Pour ceux qui ne l’ont pas encore compris, mon grand dada en météo, ce sont les orages. Pourtant, ça n’a pas toujours été le cas. Au début de ma passion pour la météo commencée très jeune (à à peine six ans, je marquais un certain intérêt pour tout ce qui se passait dans le ciel), ce sont plutôt les coups de vent et les tempêtes qui retenaient mon attention. Mon enfance a ainsi été marquée par les tempêtes de décembre 1999 en France (vécues par écran de télé interposé) et deux autres, cette fois bien belges, en mai et octobre 2000. La neige m’émerveillait aussi, mais plutôt pour le côté ludique. On a tous, je pense, fait des yeux en craies de cougnous en découvrant, en se levant, qu’il avait neigé. Cela augurait d’interminables batailles de boules de neige dans le quartier avec les amis.
 

Jusqu’à mes 11 ans, les orages n’étaient donc pas ce qui m’attirait le plus, mais ils ne me laissaient pas indifférent. En journée, le spectacle de ces grands éclairs zébrant le plafond gris m’intriguait.
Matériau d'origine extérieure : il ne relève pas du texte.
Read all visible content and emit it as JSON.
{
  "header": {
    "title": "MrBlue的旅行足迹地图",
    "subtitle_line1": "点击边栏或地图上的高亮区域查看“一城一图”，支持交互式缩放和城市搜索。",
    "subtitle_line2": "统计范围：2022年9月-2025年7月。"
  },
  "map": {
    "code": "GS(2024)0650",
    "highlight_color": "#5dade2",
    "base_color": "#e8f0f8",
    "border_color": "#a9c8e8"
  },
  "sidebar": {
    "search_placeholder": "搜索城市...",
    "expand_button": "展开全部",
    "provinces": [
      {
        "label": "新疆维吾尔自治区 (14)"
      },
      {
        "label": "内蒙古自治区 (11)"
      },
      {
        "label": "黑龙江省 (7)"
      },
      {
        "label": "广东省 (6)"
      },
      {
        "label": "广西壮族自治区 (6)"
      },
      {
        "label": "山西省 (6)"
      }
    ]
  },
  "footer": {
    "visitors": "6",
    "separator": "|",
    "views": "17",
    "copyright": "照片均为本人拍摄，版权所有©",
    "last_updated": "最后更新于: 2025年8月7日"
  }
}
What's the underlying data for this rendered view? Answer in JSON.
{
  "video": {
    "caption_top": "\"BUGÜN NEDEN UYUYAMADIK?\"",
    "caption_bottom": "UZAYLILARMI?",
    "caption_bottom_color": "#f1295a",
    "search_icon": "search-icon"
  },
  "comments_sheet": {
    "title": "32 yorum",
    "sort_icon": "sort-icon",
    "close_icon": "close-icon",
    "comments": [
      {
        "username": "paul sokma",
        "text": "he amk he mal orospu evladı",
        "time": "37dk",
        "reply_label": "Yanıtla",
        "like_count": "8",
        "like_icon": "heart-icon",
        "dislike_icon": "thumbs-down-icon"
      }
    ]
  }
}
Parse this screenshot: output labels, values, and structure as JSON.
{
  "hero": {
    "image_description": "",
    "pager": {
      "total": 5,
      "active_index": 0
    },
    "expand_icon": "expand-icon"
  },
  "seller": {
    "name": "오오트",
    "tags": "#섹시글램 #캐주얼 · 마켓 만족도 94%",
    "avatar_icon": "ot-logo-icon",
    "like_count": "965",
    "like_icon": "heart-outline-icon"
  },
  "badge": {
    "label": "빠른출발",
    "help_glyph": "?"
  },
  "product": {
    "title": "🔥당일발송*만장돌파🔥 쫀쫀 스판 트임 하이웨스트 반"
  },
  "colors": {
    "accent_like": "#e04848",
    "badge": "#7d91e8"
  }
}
La nuit par contre, le premier coup de tonnerre rapproché déclenchait chez moi une déroute qui me faisait sortir de mon lit et accourir dans la chambre de mes parents, débâcle accompagnée d’un frêle “Maman y a de l’orage dehors” (Ne riez pas, je pense que beaucoup d’entre vous l’ont fait). Les années passant, et malgré une témérité croissante, tout orage nocturne un tantinet trop violent aboutissait au même résultat. Etonamment, ce n’est pas tant le tonnerre qui m’inquiétait, mais la lumière blafarde que les éclairs jetaient dans ma chambre au domicile familial à Montigny-le-Tilleul, sur les hauteurs de Charleroi. Il y eut quelques nuits où je me forçais à fermer les yeux le plus fort possible, le coussin par dessus la tête, pour éviter de voir ne fusse qu’une infime partie de ces flashes lugubres passant à travers les rideaux. Mais lorsque l’orage devenait trop proche, l’inquiétude devenait trop grande et je me dirigeai vers la chambre parentale, toujours en fermant les yeux le plus fort possible (j’ai dit on ne rit pas!).
C’est probablement parce que ça m’a marqué que, jusqu’à 11 ans, je garde surtout comme souvenir des orages de nuit. Un orage de juin 1998 m’avait particulièrement marqué, de même qu’un autre en 2001, probablement le premier que je regardais entièrement derrière la fenêtre. Mais c’était à un souper chez des amis, et le fait d’être à plusieurs ça aidait (ben tiens!). En journée, je ne me souviens que de quelques orages (un particulièrement violent dans le Tarn en France en 1995 ou 1996), et un autre en juin 1997. 
En juin 2002, je venais donc d’avoir 11 ans. Au cours de ce mois, mon approche vis-à-vis du phénomène orageux changea du tout au tout. Et comme souvent dans une passion, c’est un moment particulièrement fort qui en fut le déclencheur.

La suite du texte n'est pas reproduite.